Kenneth Clarke told the Today programme that he did not think Cameron could support leaving the EU. He also said that he expected Britain to opt back in to around 30 EU justice measures having exercised its right to opt out of more than 100 of them.

Ed Miliband said that he was opposed to plans to close the A&E department at Lewisham hospital. “I hope they’ll save the A&E in Lewisham because I think it’s very important for people there and I think we’ve seen a huge groundswell of people in Lewisham who are really concerned about what’s happening there,” he said.

I’ll take a look at the interviews in more detail shortly.

Here’s the agenda for the day.

9am: Nick Clegg takes part in his regular LBC phone-in.

9.45am: Accountancy firms give evidence to the Commons public accounts committee on tax avoidance.

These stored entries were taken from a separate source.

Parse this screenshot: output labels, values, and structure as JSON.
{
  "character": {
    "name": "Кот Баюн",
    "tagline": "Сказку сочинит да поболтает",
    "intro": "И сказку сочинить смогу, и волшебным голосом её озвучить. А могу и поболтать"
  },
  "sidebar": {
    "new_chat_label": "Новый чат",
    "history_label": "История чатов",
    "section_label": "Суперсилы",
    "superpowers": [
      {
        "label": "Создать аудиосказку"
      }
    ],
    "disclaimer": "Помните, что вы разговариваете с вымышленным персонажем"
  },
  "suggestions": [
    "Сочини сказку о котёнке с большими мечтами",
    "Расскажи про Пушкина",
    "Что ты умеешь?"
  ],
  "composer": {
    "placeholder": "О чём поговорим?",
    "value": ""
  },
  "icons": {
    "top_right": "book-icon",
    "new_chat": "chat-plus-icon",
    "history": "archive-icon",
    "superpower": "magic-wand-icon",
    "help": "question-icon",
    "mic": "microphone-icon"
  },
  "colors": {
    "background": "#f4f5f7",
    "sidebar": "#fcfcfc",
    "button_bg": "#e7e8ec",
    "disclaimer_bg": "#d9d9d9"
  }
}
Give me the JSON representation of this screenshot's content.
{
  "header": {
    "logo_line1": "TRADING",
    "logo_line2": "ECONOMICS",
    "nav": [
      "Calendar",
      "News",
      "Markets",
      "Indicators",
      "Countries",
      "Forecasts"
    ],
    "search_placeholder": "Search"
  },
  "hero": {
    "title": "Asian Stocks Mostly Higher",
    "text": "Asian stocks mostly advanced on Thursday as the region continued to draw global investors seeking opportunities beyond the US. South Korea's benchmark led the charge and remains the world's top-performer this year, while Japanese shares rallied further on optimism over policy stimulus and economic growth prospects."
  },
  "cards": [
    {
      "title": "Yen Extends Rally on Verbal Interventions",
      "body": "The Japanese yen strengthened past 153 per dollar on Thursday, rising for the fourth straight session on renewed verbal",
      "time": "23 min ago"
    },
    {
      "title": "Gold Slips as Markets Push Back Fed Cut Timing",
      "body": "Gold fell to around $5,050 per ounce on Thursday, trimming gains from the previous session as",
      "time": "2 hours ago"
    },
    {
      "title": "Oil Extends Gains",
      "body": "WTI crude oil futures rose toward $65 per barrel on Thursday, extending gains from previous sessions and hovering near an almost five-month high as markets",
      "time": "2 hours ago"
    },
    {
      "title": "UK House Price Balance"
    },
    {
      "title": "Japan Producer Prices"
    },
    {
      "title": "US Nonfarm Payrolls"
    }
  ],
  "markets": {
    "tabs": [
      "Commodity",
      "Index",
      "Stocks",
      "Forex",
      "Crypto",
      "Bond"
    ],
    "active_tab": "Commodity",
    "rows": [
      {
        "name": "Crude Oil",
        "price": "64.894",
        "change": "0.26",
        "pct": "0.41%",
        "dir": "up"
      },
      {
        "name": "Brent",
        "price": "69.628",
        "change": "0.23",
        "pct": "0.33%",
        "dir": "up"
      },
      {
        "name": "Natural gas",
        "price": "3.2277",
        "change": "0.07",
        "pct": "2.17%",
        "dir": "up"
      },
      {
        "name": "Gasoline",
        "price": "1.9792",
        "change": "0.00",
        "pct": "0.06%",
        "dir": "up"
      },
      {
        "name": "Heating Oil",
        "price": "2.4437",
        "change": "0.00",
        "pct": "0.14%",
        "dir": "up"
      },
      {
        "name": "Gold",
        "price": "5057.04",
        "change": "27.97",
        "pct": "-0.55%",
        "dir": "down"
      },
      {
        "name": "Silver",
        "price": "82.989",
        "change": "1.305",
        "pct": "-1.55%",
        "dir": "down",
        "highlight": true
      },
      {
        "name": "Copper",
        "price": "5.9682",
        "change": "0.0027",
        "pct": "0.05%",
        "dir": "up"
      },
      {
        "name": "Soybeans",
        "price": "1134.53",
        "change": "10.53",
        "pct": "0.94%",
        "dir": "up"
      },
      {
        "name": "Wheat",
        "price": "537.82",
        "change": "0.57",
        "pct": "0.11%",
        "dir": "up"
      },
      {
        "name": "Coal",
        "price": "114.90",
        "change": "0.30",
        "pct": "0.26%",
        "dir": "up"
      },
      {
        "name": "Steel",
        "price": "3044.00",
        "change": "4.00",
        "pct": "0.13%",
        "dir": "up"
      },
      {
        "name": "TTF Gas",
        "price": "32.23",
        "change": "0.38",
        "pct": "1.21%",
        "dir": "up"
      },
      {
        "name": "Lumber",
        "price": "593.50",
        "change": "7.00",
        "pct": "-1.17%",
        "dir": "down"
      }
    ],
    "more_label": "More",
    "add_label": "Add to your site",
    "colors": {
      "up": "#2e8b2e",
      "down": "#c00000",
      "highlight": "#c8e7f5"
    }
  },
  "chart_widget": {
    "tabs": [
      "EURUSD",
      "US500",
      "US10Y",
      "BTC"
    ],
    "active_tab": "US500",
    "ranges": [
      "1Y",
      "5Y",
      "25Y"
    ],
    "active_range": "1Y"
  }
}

10am: Chris Moncrieff, the former Press Association political editor, and Steve Richards, the Independent columnist, give evidence to the Commons public accounts committee on reshuffles.

10.45am: Iain Duncan Smith, the work and pensions secretary, gives a speech on poverty. As Juliette Jowit reports, he will say that drug and alcohol addiction, family breakdown, going to a failing school and living in a home with no working adult could all be included in a future measure of child poverty.

Around 12pm: Jeremy Hunt, the health secretary, makes an announcement about the future of the A&E department at Lewisham hospital.

As usual, I'll also be covering all the breaking political news as well as looking at the papers and bringing you the best politics from the web. I'll post a lunchtime summary at around 1pm and another in the afternoon.